Sunday, January 28, 2018

Merasa disindir sebagai partai biang kerok, ini jawaban PDIP

Merasa disindir sebagai partai biang kerok, ini jawaban PDIP


Ketua Umum Persaudaraan Alumni (PA) 212 Slamet Ma'arif menyebut ada satu partai yang menurutnya menjadi biang kerok dari persoalan bangsa dan negara saat ini. Slamet enggan membeberkan partai yang dimaksud. Dia hanya memberikan clue bahwa partai tersebut berkuasa dan berwarna merah. Info Terkini

Merasa disindir sebagai partai biang kerok, ini jawaban PDIP

Menanggapi hal itu, Sekjen PDIP Hasto Kristiyanto mengatakan, rakyatlah yang berhak menilai. Dia juga meminta wajah politik sejatinya untuk membangun peradaban bukan wajah politik bermusuhan.

"Tugas setiap warga negara yakni menghargai suara rakyat dan biarkan rakyat yang menjadi hakim terbaik dan memilih atas dasar kinerja dan track record untuk bangsa dan negara, karena bangsa dibangun susah payah dimana 28 oktober 1928 kita sudah membangun komitmen sebagai satu bangsa, sehingga komitmen itulah yang harusnya dijaga," kata Hasto di Tugu Proklamasi, Menteng, Jakarta Pusat, Sabtu (28/1). Berita Terkini

Dia menambahkan, rakyat akan memahami siapa yang benar-benar berdedikasi untuk rakyat dan negara. Serta siapa yang bertujuan untuk memecah belah bangsa. Rakyat pun sudah memahami hal-hal yang baik maupun buruk.

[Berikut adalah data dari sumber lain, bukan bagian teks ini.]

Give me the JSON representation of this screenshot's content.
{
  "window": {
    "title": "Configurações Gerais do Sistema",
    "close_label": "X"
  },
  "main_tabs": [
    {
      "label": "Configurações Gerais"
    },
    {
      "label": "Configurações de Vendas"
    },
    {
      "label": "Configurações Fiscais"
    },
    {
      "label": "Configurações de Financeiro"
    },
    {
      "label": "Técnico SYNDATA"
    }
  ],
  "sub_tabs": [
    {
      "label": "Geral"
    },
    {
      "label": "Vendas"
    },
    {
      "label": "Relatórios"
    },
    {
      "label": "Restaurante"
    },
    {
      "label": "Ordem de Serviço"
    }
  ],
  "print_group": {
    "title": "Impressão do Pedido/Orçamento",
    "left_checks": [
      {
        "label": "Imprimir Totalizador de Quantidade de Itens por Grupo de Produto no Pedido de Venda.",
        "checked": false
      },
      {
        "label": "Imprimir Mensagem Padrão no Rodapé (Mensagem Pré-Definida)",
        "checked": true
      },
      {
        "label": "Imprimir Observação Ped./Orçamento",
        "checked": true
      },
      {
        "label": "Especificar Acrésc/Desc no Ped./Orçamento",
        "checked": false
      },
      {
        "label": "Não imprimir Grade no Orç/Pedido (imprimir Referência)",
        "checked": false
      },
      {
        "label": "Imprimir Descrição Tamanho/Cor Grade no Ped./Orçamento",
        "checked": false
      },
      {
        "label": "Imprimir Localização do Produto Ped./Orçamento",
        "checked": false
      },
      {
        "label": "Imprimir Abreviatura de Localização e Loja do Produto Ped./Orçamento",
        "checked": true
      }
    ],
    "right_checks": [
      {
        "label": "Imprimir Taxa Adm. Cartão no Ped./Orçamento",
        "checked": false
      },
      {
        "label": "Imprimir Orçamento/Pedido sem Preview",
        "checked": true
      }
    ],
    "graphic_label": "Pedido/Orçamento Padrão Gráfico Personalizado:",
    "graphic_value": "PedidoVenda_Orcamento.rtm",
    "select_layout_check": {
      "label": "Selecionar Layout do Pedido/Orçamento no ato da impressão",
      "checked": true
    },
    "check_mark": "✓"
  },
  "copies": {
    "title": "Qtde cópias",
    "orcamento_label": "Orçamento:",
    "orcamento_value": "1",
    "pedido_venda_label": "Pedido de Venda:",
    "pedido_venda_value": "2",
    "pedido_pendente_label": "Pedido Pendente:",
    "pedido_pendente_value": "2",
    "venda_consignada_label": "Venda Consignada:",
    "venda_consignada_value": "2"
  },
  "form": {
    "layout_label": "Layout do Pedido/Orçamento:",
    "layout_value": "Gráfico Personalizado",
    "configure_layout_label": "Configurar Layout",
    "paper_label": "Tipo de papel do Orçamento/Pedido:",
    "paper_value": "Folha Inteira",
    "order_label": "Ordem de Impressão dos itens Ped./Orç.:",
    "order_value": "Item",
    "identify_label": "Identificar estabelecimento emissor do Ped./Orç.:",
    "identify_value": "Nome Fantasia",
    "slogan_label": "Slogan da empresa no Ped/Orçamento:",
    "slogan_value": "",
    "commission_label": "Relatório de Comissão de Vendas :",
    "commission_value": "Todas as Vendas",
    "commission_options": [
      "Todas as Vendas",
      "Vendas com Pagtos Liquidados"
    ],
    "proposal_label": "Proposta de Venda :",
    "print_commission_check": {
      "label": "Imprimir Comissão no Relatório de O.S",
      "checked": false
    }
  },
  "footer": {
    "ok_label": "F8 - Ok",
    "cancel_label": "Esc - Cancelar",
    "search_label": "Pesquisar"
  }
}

Hasto juga tak khawatir bila Slamet Maarif punya strategi ihwal Pilkada Serentak 2018 di 171 daerah pada bulan Juni mendatang. Lagi-lagi Hasto mengembalikan semua kepada rakyat untuk menilai.

"Yang menentukan pemilu itu rakyat, bukan tokoh, sehingga hal-hal yang menganjurkan dengan cara-cara yang kurang pas. Rakyat akan menilai jadi kita serahkan pada rakyat apakah rakyat benar-benar memilih atas kinerja atau atas pertimbangan yang lain, kami menyerahkan sepenuhnya pada penilaian rakyat," pungkas Hasto. Kumpulan Berita

Sebelumnya diberitakan, Ketua Umum Persaudaraan Alumni (PA) 212 Slamet Maarif mengatakan ada satu partai yang menjadi biang kerok dari segala kekacauan di Indonesia. Partai itu, kata Slamet, merupakan salah satu partai penguasa di negeri ini.

"Ada satu partai yang menurut kami menjadi target utama kami untuk tinggalkan karena bagi kami partai tersebut biang kerok dari persoalan di bangsa dan negara ini," kata Slamet dalam konferensi pers hasil Musyawarah Nasional (Munas) ke I Ulama, Tokoh dan Aktivis 212 di Masjid Al Ittihad, Tebet, Jakarta Selatan, Sabtu (27/1). Berita Terbaru

"(Partai mana?) Ya pura-pura enggak tahu. Partai yang berkuasa saat ini, bajunya sama dengan TvOne tapi hatinya berbeda," ucapnya ketika ditanya wartawan.